A história da democracia cabo-verdiana resume-se a maiorias absolutas, alternadas entre duas organizações: O PAICV, auto-denominado partido da Independência: e o MpD, auto-denominado partido da Democracia.
Ao longo de 35 anos, ambas organizações geriram o estado de forma escandalosamente corporativista – e não houve, obviamente, vontade política para solucionar satisfatoriamente as principais preocupações do eleitorado: o emprego, os transportes, a segurança pública e a saúde, particularmente nas ilhas periféricas.
O MpD e o PAICV fizeram as mesmas promessas em campanhas sucessivas; e ambos deixaram a maioria por realizar, refugiando-se os dois na manipulação dos factos; e em estratégias radicais de demagogia eleitoral.
Neste contexto de compromissos sistematicamente insatisfeitos, o talento individual dos candidatos e a qualidade organizacional dos seus partidos prevalecem como os principais determinantes de uma vitória eleitoral.
É difícil prever a queda de uma maioria; mas é possível observar as qualidades e fraquezas dos candidatos e das suas organizações.

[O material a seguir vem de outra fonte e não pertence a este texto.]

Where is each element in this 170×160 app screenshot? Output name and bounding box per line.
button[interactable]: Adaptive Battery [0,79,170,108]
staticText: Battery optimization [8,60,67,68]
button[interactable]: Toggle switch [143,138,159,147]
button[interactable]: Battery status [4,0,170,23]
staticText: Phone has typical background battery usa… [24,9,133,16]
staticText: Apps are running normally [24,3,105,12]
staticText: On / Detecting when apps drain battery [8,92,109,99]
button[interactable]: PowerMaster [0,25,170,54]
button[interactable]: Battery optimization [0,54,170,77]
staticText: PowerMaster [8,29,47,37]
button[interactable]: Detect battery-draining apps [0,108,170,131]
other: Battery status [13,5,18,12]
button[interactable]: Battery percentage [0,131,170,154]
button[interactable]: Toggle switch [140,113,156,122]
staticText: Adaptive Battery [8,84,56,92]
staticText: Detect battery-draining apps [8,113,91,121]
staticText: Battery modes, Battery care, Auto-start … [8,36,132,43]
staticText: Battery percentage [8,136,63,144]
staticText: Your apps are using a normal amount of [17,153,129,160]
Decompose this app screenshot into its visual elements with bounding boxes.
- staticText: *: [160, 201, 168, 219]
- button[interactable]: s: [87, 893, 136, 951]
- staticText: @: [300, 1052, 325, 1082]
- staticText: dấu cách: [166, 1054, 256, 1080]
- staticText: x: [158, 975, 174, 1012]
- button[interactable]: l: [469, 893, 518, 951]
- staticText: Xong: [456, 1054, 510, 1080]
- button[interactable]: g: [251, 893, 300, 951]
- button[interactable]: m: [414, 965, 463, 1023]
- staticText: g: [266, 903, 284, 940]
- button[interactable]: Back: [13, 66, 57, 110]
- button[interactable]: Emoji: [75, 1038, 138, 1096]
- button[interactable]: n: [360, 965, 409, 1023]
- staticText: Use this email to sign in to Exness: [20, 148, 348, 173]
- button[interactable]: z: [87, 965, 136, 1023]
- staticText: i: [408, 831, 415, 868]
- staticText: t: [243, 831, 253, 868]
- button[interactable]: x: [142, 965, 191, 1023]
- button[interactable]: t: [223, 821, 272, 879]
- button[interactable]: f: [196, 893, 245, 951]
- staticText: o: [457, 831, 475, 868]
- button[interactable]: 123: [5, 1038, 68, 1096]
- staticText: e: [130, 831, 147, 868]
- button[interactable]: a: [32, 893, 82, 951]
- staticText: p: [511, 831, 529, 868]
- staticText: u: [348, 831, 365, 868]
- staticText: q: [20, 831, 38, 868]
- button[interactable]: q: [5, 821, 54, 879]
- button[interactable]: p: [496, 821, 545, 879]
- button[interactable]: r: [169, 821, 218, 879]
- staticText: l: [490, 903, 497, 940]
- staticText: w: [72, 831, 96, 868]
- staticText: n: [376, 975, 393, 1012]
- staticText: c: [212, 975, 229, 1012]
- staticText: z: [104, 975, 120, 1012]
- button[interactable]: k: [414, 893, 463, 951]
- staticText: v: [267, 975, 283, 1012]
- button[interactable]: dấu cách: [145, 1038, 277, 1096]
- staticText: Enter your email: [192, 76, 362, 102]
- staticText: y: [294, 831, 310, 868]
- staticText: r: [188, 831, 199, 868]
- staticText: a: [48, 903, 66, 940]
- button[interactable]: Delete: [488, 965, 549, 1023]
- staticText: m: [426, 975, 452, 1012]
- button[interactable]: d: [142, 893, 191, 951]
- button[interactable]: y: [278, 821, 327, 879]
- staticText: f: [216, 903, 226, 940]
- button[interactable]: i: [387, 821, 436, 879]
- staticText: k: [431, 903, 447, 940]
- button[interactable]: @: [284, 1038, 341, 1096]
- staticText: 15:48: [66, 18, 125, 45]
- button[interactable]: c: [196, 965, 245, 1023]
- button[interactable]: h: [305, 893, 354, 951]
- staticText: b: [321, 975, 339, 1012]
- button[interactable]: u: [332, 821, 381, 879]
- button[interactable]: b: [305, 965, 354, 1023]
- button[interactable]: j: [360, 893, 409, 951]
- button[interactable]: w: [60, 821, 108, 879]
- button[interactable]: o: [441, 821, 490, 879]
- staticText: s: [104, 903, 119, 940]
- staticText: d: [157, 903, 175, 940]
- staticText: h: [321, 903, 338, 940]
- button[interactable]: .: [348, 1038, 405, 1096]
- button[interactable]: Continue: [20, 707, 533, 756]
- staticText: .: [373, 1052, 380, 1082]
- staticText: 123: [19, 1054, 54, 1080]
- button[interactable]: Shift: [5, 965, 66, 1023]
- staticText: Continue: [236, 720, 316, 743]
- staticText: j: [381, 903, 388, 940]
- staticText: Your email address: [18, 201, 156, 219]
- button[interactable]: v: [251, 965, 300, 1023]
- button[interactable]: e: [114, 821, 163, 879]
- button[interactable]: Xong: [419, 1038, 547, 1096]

Pensemos no candidato como num cantor. O aprendizado técnico e a experiência podem elevar drasticamente a qualidade da voz e da interpretação. Mas esse percurso é impossível se a pessoa não tiver nascido com dons passíveis de serem treinados.
Também na política, o estudo, a experiência podem aumentar a eficácia pessoal do candidato – mas quem não tiver naturalidade e perspicácia na interacção com os diversos segmentos do eleitorado nunca será material eleitoral sólido. Só se conseguirá impor – e foi este o caso de Ulisses Correia e Silva – em conjunturas muito particulares, e na ausência de concorrência.
A qualidade organizacional da estrutura partidária é outro factor determinante no sucesso de qualquer campanha; e terá um peso particular nas próximas.
Uma análise do histórico do MpD e do PAICV revela claramente a vantagem comparativa deste ultimo. Em três décadas, o MpD suportou diversas rupturas internas: e duas delas, na década de 1990, resultaram na formação de dois novos partidos políticos.
Aliás, desde a derrota de Carlos Veiga nas presidenciais de 2021, assistimos uma competição hostil entre as chamadas alas Veiguista e Ulissista do MpD – que terá, certamente, um impacto negativo sobre o funcionamento do partido nas próximas eleições.
Por seu lado, PAICV também atravessa um contencioso grave: o pedido de impugnação da candidatura de Francisco Carvalho á presidência do partido – feito no mês passado por Jorge Lopes, um militante próximo do circulo de Jorge Spencer Lima, um dos quatro candidatos na corrida.
O episódio abalou profundamente a estrutura do partido; no entanto, a questão foi ultrapassada, com o indeferimento do pedido pelo Tribunal Constitucional; e o PAICV talvez ainda tenha tempo de se recompor antes do embate de 2026.
Há ainda outro decisor central: o desgaste político, que foi rapidamente acumulado pela maioria do MpD nos seus dois mandatos desde a vitória de 2016.
Em 2016, era o PAICV quem carregava o passivo de um partido esgotado. Mas hoje, perante a falência do MpD, é o PAICV quem apresenta o ativo de uma aparente – ainda que improvável – solução.
Concluindo, no presente contexto, o MpD tem uma única vantagem: a do incumbente – que, numa economia deprimida e dominada pelo estado, é considerável. Tem contudo, tal como o PAICV em 2016, uma desvantagem política clara.